But today, I just want to take a moment and say something to my muse. Something I don’t say often enough.
Of course these muse posts are hyper metaphorical. They represent the inner triumphs and turmoils of the creative life. I don’t actually believe a magic fairy whispers ideas in my ear.
Metaphorical or not, the relationship between a writer and muse can become strained. Writing is hard. Tensions run high. It’s upsetting when words just don’t fit together the way they’re supposed to.
You might start to think you suck as a writer. Your writing sucks. You life sucks. You blame your muse for withholding inspiration; your muse blames you for lacking persistence. And then things get nasty.
That’s why it’s so important to stop and affirm to yourself, as often as you can, in whatever metaphorical or non-metaphorical terms you prefer, that you are good at what you do, and that you’re getting better. Go ahead. Do it now.

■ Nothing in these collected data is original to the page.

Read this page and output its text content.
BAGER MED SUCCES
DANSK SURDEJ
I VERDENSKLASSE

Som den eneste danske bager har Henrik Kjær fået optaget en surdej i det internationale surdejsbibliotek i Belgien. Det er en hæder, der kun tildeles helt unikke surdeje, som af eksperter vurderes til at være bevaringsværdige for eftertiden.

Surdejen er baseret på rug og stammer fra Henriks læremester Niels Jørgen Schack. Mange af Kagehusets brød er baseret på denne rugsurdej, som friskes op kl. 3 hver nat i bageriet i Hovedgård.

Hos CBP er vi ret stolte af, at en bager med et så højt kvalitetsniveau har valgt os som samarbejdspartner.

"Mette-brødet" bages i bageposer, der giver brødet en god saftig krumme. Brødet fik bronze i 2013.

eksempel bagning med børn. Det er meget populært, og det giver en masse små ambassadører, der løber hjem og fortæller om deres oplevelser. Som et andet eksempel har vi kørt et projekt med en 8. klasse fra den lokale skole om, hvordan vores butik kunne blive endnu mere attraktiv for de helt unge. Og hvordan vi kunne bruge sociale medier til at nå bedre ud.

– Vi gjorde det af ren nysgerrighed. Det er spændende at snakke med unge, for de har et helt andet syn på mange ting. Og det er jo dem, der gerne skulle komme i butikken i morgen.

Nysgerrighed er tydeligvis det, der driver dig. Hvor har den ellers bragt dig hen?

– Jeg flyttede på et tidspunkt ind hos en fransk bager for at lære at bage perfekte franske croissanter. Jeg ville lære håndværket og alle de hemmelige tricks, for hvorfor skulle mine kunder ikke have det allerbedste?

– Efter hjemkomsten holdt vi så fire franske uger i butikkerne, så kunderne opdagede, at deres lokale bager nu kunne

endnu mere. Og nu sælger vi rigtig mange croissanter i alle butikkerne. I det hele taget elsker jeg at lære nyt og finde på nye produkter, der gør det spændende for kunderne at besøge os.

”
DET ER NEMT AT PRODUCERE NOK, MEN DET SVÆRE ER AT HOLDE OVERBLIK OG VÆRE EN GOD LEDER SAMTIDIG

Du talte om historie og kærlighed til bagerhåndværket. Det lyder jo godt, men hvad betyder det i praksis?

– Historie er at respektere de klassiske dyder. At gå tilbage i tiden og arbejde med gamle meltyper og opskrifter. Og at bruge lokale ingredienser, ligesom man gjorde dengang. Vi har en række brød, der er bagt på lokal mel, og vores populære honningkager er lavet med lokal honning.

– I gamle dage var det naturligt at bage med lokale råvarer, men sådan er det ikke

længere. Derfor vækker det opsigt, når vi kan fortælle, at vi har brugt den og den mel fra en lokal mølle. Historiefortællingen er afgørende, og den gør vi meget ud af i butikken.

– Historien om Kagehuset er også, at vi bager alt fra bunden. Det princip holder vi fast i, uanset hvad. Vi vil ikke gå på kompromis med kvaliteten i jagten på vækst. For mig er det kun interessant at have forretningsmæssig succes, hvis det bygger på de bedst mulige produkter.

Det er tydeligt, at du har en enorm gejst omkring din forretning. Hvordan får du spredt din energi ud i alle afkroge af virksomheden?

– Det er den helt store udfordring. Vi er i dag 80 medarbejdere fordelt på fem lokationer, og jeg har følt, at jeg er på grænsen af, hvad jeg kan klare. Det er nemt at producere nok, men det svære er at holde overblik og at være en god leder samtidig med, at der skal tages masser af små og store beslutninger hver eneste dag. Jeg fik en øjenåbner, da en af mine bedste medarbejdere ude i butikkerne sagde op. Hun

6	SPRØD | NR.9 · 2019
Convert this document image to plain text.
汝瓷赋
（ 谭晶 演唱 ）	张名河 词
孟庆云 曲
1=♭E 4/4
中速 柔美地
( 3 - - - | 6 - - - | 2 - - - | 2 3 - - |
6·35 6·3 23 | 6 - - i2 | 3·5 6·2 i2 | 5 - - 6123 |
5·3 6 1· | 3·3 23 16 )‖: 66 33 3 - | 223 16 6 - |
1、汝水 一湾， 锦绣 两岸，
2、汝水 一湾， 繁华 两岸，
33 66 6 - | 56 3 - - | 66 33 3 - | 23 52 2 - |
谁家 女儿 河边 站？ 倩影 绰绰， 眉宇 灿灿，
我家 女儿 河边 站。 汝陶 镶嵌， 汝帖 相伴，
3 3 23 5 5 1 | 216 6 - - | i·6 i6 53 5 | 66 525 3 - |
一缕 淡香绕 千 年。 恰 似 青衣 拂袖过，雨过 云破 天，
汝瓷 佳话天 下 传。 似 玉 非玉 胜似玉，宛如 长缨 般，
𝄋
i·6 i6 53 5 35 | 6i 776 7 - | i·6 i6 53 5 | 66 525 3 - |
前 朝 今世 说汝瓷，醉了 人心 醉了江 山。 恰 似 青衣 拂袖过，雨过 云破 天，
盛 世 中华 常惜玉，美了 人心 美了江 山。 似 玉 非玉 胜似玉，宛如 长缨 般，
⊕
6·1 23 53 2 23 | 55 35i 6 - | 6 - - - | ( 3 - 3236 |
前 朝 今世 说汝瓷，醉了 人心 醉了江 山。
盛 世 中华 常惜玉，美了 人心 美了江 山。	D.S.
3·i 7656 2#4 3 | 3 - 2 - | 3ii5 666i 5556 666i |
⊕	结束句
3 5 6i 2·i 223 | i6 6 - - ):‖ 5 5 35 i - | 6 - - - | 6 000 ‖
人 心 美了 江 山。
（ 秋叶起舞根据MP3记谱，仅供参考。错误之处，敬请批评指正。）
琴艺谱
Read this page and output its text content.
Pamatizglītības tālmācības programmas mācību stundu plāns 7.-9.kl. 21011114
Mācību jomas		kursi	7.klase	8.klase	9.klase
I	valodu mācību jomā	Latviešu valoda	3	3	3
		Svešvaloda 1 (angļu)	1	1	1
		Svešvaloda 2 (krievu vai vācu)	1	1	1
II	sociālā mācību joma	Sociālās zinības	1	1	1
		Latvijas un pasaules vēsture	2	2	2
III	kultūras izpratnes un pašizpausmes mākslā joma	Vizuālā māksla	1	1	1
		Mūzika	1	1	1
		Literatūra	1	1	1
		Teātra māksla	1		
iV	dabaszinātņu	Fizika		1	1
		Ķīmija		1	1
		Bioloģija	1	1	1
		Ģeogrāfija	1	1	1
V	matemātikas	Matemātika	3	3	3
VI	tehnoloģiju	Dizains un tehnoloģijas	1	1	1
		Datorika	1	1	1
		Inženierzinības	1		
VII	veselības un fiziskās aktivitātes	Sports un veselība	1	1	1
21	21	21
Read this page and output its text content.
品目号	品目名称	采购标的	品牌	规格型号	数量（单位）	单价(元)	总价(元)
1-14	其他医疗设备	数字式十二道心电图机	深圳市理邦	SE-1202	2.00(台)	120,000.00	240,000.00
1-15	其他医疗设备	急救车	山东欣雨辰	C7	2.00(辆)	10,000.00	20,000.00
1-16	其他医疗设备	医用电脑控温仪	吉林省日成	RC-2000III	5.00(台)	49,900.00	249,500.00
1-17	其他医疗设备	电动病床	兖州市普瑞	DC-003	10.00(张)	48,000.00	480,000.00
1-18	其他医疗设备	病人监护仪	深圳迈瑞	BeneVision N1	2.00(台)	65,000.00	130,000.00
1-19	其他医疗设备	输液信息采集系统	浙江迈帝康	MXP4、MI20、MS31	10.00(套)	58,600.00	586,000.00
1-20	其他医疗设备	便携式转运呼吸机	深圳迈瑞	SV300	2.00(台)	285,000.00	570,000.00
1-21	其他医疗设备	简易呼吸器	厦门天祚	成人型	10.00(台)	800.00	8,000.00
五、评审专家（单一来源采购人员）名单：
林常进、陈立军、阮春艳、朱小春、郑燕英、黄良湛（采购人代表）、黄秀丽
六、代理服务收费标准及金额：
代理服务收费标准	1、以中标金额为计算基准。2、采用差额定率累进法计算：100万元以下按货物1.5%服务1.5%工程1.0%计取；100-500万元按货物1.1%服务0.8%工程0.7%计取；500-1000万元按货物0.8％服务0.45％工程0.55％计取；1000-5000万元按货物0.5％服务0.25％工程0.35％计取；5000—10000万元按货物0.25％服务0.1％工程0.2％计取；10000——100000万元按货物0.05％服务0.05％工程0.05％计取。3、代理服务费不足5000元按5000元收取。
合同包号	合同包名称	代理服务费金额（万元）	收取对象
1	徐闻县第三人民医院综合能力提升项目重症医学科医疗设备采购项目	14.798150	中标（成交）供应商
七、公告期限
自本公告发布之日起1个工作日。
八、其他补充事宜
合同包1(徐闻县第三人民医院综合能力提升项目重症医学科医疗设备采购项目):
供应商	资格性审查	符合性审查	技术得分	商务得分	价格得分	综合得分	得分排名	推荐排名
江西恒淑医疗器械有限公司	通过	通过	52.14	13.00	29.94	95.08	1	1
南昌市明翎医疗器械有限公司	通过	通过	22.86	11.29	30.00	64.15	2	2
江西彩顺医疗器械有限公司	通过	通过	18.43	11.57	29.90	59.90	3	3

It might seem silly at first, but the power of positive thinking is real. It won’t solve every problem, but it is the best defense against the chronic negativity that afflicts so many of us as writers.
February 3, 2016
Some people may think this is silly. Normal people (or “norms” as we often call them) don’t get it. Even other writers don’t always understand. Not everyone believes in muses.
But for me, muses are very real. They’re magical beings. They’re annoying beings. They’re ungodly frustrating sometimes. For example, my muse does this to me…
… all the freaking time!
So do you believe in muses? Is your muse as difficult to work with as mine?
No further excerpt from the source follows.